Yes, the chances of winning a national title aren't great, but if it is about maximizing your abilities with a team concept and being true to the ideals of college athletics, then few could have it better.

Saturday, Butler plays host to no less than Ohio State and former coach Thad Matta in Hinkle. Matta still feels such a love and loyalty to the place that he has done the near unheard of – given BU a home game rather than just sit back in Columbus and beat Popcorn State.

Stevens remains eternally grateful to Matta for giving him a job as director of basketball operations back in 2000. At the time, Stevens was fresh off a career at DePauw University and bored in a marketing job at Eli Lilly Co.

At night, he scouted for a local high school team and then talked his way onto the Butler staff. Seven years later he's the head coach.

The key to the program, Stevens says, has always been a phrase that Collier coined, "the Butler Way." By definition, it is doing all the things that make up team basketball – "being a part of a picture bigger than themselves."

"I tell the players 'the Butler Way' isn't easy to define, but you can see it on the floor when we share the basketball, play with great energy and defend."

Now, every coach in America would like their teams to play like that – this isn't exactly groundbreaking strategy they came up with. The thing that makes Butler special is that they maintain it, year in, year out.

And this is where the Butler Way works beyond the internal culture of the program and out onto the recruiting trail. From Collier to Matta to Lickliter to Stevens, a huge premium in recruiting has been placed on finding kids who want to play unselfishly, who are respectful of their teammates, who just want to win. This is a gym rat's program.
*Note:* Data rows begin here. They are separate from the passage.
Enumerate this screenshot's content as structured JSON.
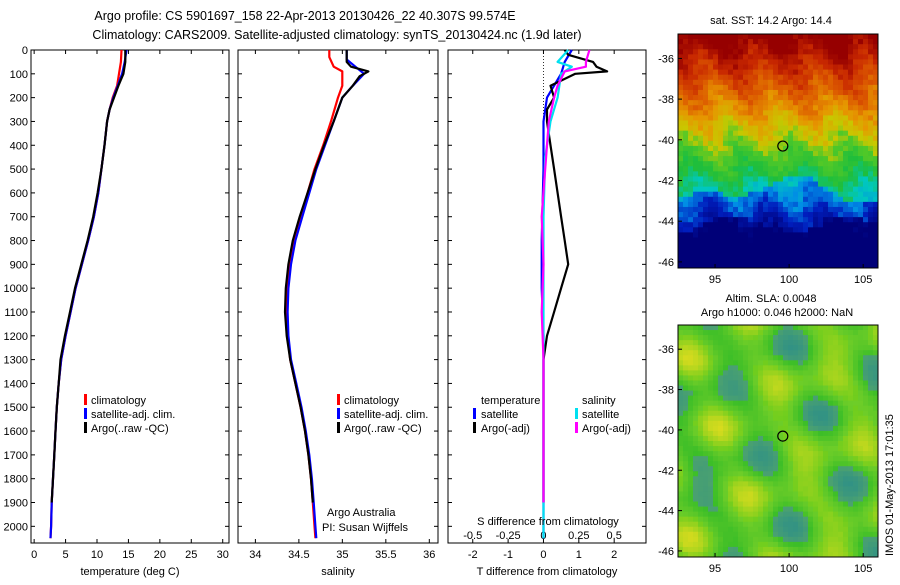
{
  "header": {
    "line1": "Argo profile: CS 5901697_158 22-Apr-2013 20130426_22 40.307S 99.574E",
    "line2": "Climatology: CARS2009. Satellite-adjusted climatology: synTS_20130424.nc (1.9d later)"
  },
  "colors": {
    "climatology": "#ff0000",
    "satellite": "#0000ff",
    "argo": "#000000",
    "salinity_satellite": "#00e0f0",
    "salinity_argo": "#ff00ff"
  },
  "chart_data": [
    {
      "type": "line",
      "name": "temperature-profile",
      "xlabel": "temperature (deg C)",
      "ylabel": "",
      "xlim": [
        -0.5,
        31
      ],
      "xticks": [
        0,
        5,
        10,
        15,
        20,
        25,
        30
      ],
      "ylim": [
        2070,
        0
      ],
      "yticks": [
        0,
        100,
        200,
        300,
        400,
        500,
        600,
        700,
        800,
        900,
        1000,
        1100,
        1200,
        1300,
        1400,
        1500,
        1600,
        1700,
        1800,
        1900,
        2000
      ],
      "legend": [
        "climatology",
        "satellite-adj. clim.",
        "Argo(..raw -QC)"
      ],
      "legend_position": "lower-right",
      "series": [
        {
          "name": "climatology",
          "color": "#ff0000",
          "points": [
            [
              13.9,
              0
            ],
            [
              13.8,
              50
            ],
            [
              13.5,
              100
            ],
            [
              13.2,
              150
            ],
            [
              12.5,
              200
            ],
            [
              12.0,
              250
            ],
            [
              11.6,
              300
            ],
            [
              11.2,
              400
            ],
            [
              10.7,
              500
            ],
            [
              10.2,
              600
            ],
            [
              9.5,
              700
            ],
            [
              8.6,
              800
            ],
            [
              7.6,
              900
            ],
            [
              6.6,
              1000
            ],
            [
              5.8,
              1100
            ],
            [
              5.0,
              1200
            ],
            [
              4.3,
              1300
            ],
            [
              3.9,
              1400
            ],
            [
              3.6,
              1500
            ],
            [
              3.4,
              1600
            ],
            [
              3.2,
              1700
            ],
            [
              3.0,
              1800
            ],
            [
              2.8,
              1900
            ],
            [
              2.7,
              2000
            ],
            [
              2.6,
              2050
            ]
          ]
        },
        {
          "name": "satellite-adj. clim.",
          "color": "#0000ff",
          "points": [
            [
              14.7,
              0
            ],
            [
              14.4,
              50
            ],
            [
              14.0,
              100
            ],
            [
              13.3,
              150
            ],
            [
              12.6,
              200
            ],
            [
              12.0,
              250
            ],
            [
              11.6,
              300
            ],
            [
              11.2,
              400
            ],
            [
              10.7,
              500
            ],
            [
              10.2,
              600
            ],
            [
              9.5,
              700
            ],
            [
              8.6,
              800
            ],
            [
              7.6,
              900
            ],
            [
              6.6,
              1000
            ],
            [
              5.8,
              1100
            ],
            [
              5.0,
              1200
            ],
            [
              4.3,
              1300
            ],
            [
              3.9,
              1400
            ],
            [
              3.6,
              1500
            ],
            [
              3.4,
              1600
            ],
            [
              3.2,
              1700
            ],
            [
              3.0,
              1800
            ],
            [
              2.8,
              1900
            ],
            [
              2.7,
              2000
            ],
            [
              2.6,
              2050
            ]
          ]
        },
        {
          "name": "Argo(..raw -QC)",
          "color": "#000000",
          "points": [
            [
              14.5,
              0
            ],
            [
              14.5,
              50
            ],
            [
              14.2,
              100
            ],
            [
              13.4,
              150
            ],
            [
              12.7,
              200
            ],
            [
              12.0,
              250
            ],
            [
              11.6,
              300
            ],
            [
              11.2,
              400
            ],
            [
              10.7,
              500
            ],
            [
              10.1,
              600
            ],
            [
              9.4,
              700
            ],
            [
              8.5,
              800
            ],
            [
              7.5,
              900
            ],
            [
              6.5,
              1000
            ],
            [
              5.7,
              1100
            ],
            [
              4.9,
              1200
            ],
            [
              4.2,
              1300
            ],
            [
              3.9,
              1400
            ],
            [
              3.6,
              1500
            ],
            [
              3.4,
              1600
            ],
            [
              3.2,
              1700
            ],
            [
              3.0,
              1800
            ],
            [
              2.8,
              1900
            ]
          ]
        }
      ]
    },
    {
      "type": "line",
      "name": "salinity-profile",
      "xlabel": "salinity",
      "xlim": [
        33.8,
        36.1
      ],
      "xticks": [
        34,
        34.5,
        35,
        35.5,
        36
      ],
      "ylim": [
        2070,
        0
      ],
      "legend": [
        "climatology",
        "satellite-adj. clim.",
        "Argo(..raw -QC)"
      ],
      "legend_position": "lower-right",
      "annotation": [
        "Argo Australia",
        "PI: Susan Wijffels"
      ],
      "series": [
        {
          "name": "climatology",
          "color": "#ff0000",
          "points": [
            [
              34.85,
              0
            ],
            [
              34.85,
              30
            ],
            [
              34.9,
              70
            ],
            [
              35.0,
              90
            ],
            [
              35.0,
              150
            ],
            [
              34.95,
              200
            ],
            [
              34.87,
              300
            ],
            [
              34.78,
              400
            ],
            [
              34.68,
              500
            ],
            [
              34.6,
              600
            ],
            [
              34.52,
              700
            ],
            [
              34.45,
              800
            ],
            [
              34.4,
              900
            ],
            [
              34.37,
              1000
            ],
            [
              34.36,
              1100
            ],
            [
              34.37,
              1200
            ],
            [
              34.4,
              1300
            ],
            [
              34.46,
              1400
            ],
            [
              34.52,
              1500
            ],
            [
              34.57,
              1600
            ],
            [
              34.61,
              1700
            ],
            [
              34.64,
              1800
            ],
            [
              34.66,
              1900
            ],
            [
              34.68,
              2000
            ],
            [
              34.69,
              2050
            ]
          ]
        },
        {
          "name": "satellite-adj. clim.",
          "color": "#0000ff",
          "points": [
            [
              35.05,
              0
            ],
            [
              35.05,
              40
            ],
            [
              35.15,
              70
            ],
            [
              35.25,
              100
            ],
            [
              35.12,
              150
            ],
            [
              35.0,
              200
            ],
            [
              34.9,
              300
            ],
            [
              34.8,
              400
            ],
            [
              34.7,
              500
            ],
            [
              34.62,
              600
            ],
            [
              34.54,
              700
            ],
            [
              34.46,
              800
            ],
            [
              34.41,
              900
            ],
            [
              34.38,
              1000
            ],
            [
              34.37,
              1100
            ],
            [
              34.38,
              1200
            ],
            [
              34.41,
              1300
            ],
            [
              34.47,
              1400
            ],
            [
              34.53,
              1500
            ],
            [
              34.58,
              1600
            ],
            [
              34.62,
              1700
            ],
            [
              34.65,
              1800
            ],
            [
              34.67,
              1900
            ],
            [
              34.69,
              2000
            ],
            [
              34.7,
              2050
            ]
          ]
        },
        {
          "name": "Argo(..raw -QC)",
          "color": "#000000",
          "points": [
            [
              35.05,
              0
            ],
            [
              35.05,
              50
            ],
            [
              35.1,
              70
            ],
            [
              35.2,
              80
            ],
            [
              35.3,
              90
            ],
            [
              35.2,
              110
            ],
            [
              35.12,
              150
            ],
            [
              35.0,
              200
            ],
            [
              34.9,
              300
            ],
            [
              34.79,
              400
            ],
            [
              34.69,
              500
            ],
            [
              34.6,
              600
            ],
            [
              34.51,
              700
            ],
            [
              34.43,
              800
            ],
            [
              34.38,
              900
            ],
            [
              34.35,
              1000
            ],
            [
              34.34,
              1100
            ],
            [
              34.36,
              1200
            ],
            [
              34.4,
              1300
            ],
            [
              34.46,
              1400
            ],
            [
              34.52,
              1500
            ],
            [
              34.57,
              1600
            ],
            [
              34.61,
              1700
            ],
            [
              34.64,
              1800
            ],
            [
              34.66,
              1900
            ]
          ]
        }
      ]
    },
    {
      "type": "line",
      "name": "difference-profile",
      "title": "S difference from climatology",
      "xlabel": "T difference from climatology",
      "xlim": [
        -2.7,
        2.9
      ],
      "xticks": [
        -2,
        -1,
        0,
        1,
        2
      ],
      "top_ticks": [
        -0.5,
        -0.25,
        0,
        0.25,
        0.5
      ],
      "ylim": [
        2070,
        0
      ],
      "legend_groups": [
        {
          "title": "temperature",
          "items": [
            "satellite",
            "Argo(-adj)"
          ]
        },
        {
          "title": "salinity",
          "items": [
            "satellite",
            "Argo(-adj)"
          ]
        }
      ],
      "series": [
        {
          "name": "temperature satellite",
          "color": "#0000ff",
          "points": [
            [
              0.8,
              0
            ],
            [
              0.6,
              50
            ],
            [
              0.5,
              100
            ],
            [
              0.1,
              200
            ],
            [
              0,
              300
            ],
            [
              0,
              500
            ],
            [
              -0.05,
              800
            ],
            [
              -0.05,
              1000
            ],
            [
              0,
              1200
            ],
            [
              0,
              2050
            ]
          ]
        },
        {
          "name": "temperature Argo(-adj)",
          "color": "#000000",
          "points": [
            [
              0.6,
              0
            ],
            [
              0.7,
              20
            ],
            [
              1.4,
              50
            ],
            [
              1.5,
              70
            ],
            [
              1.8,
              90
            ],
            [
              0.9,
              100
            ],
            [
              0.2,
              150
            ],
            [
              0.3,
              200
            ],
            [
              0.1,
              250
            ],
            [
              0.1,
              300
            ],
            [
              0.2,
              400
            ],
            [
              0.3,
              500
            ],
            [
              0.4,
              600
            ],
            [
              0.5,
              700
            ],
            [
              0.6,
              800
            ],
            [
              0.7,
              900
            ],
            [
              0.5,
              1000
            ],
            [
              0.3,
              1100
            ],
            [
              0.1,
              1200
            ],
            [
              0,
              1300
            ],
            [
              0,
              1900
            ]
          ]
        },
        {
          "name": "salinity satellite",
          "color": "#00e0f0",
          "points": [
            [
              0.7,
              0
            ],
            [
              0.4,
              50
            ],
            [
              0.8,
              70
            ],
            [
              0.5,
              100
            ],
            [
              0.4,
              200
            ],
            [
              0.2,
              300
            ],
            [
              0.05,
              450
            ],
            [
              0,
              700
            ],
            [
              0,
              2050
            ]
          ]
        },
        {
          "name": "salinity Argo(-adj)",
          "color": "#ff00ff",
          "points": [
            [
              1.3,
              0
            ],
            [
              1.2,
              50
            ],
            [
              1.2,
              70
            ],
            [
              0.6,
              90
            ],
            [
              0.4,
              150
            ],
            [
              0.3,
              200
            ],
            [
              0.15,
              300
            ],
            [
              0.05,
              500
            ],
            [
              -0.05,
              700
            ],
            [
              0,
              900
            ],
            [
              -0.05,
              1100
            ],
            [
              0,
              1300
            ],
            [
              0,
              1900
            ]
          ]
        }
      ]
    },
    {
      "type": "heatmap",
      "name": "sst-map",
      "title": "sat. SST: 14.2 Argo: 14.4",
      "xlim": [
        92.5,
        106
      ],
      "xticks": [
        95,
        100,
        105
      ],
      "ylim": [
        -46.3,
        -34.8
      ],
      "yticks": [
        -36,
        -38,
        -40,
        -42,
        -44,
        -46
      ],
      "marker": {
        "lon": 99.574,
        "lat": -40.307
      }
    },
    {
      "type": "heatmap",
      "name": "sla-map",
      "title": "Altim. SLA: 0.0048",
      "subtitle": "Argo h1000: 0.046 h2000: NaN",
      "xlim": [
        92.5,
        106
      ],
      "xticks": [
        95,
        100,
        105
      ],
      "ylim": [
        -46.3,
        -34.8
      ],
      "yticks": [
        -36,
        -38,
        -40,
        -42,
        -44,
        -46
      ],
      "marker": {
        "lon": 99.574,
        "lat": -40.307
      },
      "side_label": "IMOS 01-May-2013 17:01:35"
    }
  ]
}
As it has enjoyed more success and more exposure, the opportunity to get higher-rated recruits, better talents, even guys from across the country has grown. Butler has a ton to sell kids.

The temptation always has been to grab a really good player whom you might have questions about and see if you can transform him. It can be the downfall, though, and Stevens knows it.

"The guys we recruited, most of them weren't very highly ranked," Stevens said. "They had very good high school careers or careers at other places (transfers), but for one reason or the other they weren't seen as great players. But they all had intangibles."

No one proves that better than A.J. Graves. He was a no-star (as in zero) recruit out of little Switz City, Ind. Now he's a Wooden Award candidate.

Of course, the entire program is like that. A group without big names or egos, a youthful coach and, truth be told, a look during warmups that might make you run back and ask, "Is that their team?"

Yes, it is. And just wait until they beat you.